Don’t let your dogs eat tampons
It’s a fact and its been confirmed: Do not let your dog eat your tampons ladies. It’s disgusting!
Last week I extracted a tampon from a dog’s small intestine. Really. But, to be honest, it was not the tampon that caused the bulk of the problem. The feminine hygiene product’s stringy supplement was mostly to blame, wreaking havoc in my patient’s circuitous digestive apparatus by way of its ability to effectively accordion her bowels.
Most people I know that hear this dog-meets-tampon story admit it’s not just horribly disgusting but totally entertaining, too. Gross-out humor is too darn popular these days. But it’s not just that. The fact that our patients will eat all kinds of random things is an endless source of amusement for us.
Sure, it’s not funny when we’re taking X-ray after X-ray trying to figure out whether there’s something in there or not. And it’s certainly not funny when we’re cutting multiple holes into their intestines in the process of getting random stuff out. But the strange truth is this: Veterinarians are often proud — way proud — of the fact that we can save our patients’ lives by extracting strange things from their guts.
I know, I know, it’s weird. But hey, it’s the God-honest truth. Why else would a leading veterinary trade magazine host an annual “What the heck did you find in Fido?” contest?
Though I can’t offer you a taste, seeing as this issue is not yet available online, let it suffice to say that all of the ten-plus entries listed in the article bested my tampon story to the extreme. (Here are the winners of 2009.)
For example, the winner ate ten handballs. As in, ten big black balls about the size of a smallish orange. They filled the stomach. And somehow didn’t cause too much of a problem — which is a shocking thing to consider. The runners-up? They ate sewing needles and Gorilla glue and baby toys and all kinds of things you might consider horribly indigestible. None of them, however, consumed a tampon.
So how could a publication of such eminence neglect such an obviously “interesting” example of a gastrointestinal foreign body?
Well … perhaps because tampon consumption is so damn common in dogs that no one cares to air such dirty laundry anymore. I mean, why bring that kind of gross-out stuff to the fore when there’s so much entertainment to be had with big black handballs?
Dr. Patty Khuly ( a person who cares about tampons and dogs)
My basset hound got into the bathroom trash and ate and an unknown number of ahm… tampons.
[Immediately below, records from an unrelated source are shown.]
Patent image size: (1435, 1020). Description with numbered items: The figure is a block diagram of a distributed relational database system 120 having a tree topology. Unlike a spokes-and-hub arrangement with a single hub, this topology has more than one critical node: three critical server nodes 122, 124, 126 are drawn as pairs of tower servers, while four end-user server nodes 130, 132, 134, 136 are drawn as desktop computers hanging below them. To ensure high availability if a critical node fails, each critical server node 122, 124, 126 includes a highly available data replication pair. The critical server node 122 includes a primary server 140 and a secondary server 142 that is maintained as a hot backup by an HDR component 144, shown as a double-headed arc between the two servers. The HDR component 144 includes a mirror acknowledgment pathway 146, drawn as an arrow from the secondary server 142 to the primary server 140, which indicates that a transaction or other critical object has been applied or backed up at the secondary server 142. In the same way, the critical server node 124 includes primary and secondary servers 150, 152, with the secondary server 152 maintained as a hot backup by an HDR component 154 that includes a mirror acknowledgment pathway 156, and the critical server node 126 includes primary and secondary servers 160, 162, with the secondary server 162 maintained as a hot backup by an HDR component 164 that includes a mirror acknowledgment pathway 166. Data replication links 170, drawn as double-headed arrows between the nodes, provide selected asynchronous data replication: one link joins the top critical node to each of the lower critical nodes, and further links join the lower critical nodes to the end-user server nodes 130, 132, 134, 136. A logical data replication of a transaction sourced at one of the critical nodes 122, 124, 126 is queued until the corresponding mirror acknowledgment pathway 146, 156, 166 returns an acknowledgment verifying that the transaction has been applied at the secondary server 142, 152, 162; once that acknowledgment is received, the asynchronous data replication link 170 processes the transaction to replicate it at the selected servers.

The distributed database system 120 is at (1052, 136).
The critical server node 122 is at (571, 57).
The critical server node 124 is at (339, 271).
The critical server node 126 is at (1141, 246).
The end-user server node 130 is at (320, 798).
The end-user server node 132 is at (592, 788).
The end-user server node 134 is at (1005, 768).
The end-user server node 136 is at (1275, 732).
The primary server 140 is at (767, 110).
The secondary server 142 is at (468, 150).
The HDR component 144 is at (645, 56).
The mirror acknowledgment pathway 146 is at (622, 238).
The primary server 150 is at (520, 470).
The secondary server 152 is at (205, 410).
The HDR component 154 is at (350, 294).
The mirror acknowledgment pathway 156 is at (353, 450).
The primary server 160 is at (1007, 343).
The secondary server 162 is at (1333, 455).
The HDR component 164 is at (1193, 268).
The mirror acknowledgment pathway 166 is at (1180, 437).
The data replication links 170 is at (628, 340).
This was on Monday and all this week she has been lethargic, not eating and barley drinking. Finally today (Thursday) she threw up 3 of them outside. By the time I got some plastic bags to pick them up, the dumb dog ate them again.
Did a quick search and read to give them 1 tbsp of peroxide per 10 pounds of dog. I put it in a empty water bottle and poured it down her throat. She started sputtering and about a minute later she threw up a pile of 11 of them!! I wish that I would have done this days ago, the poor thing.
Lesson: throw those things in a small trash can under the sink with a door. And if she ever does it again, induce vomiting right away…
Our bulldog ate a tampon years ago and it damn near killed him. Good article.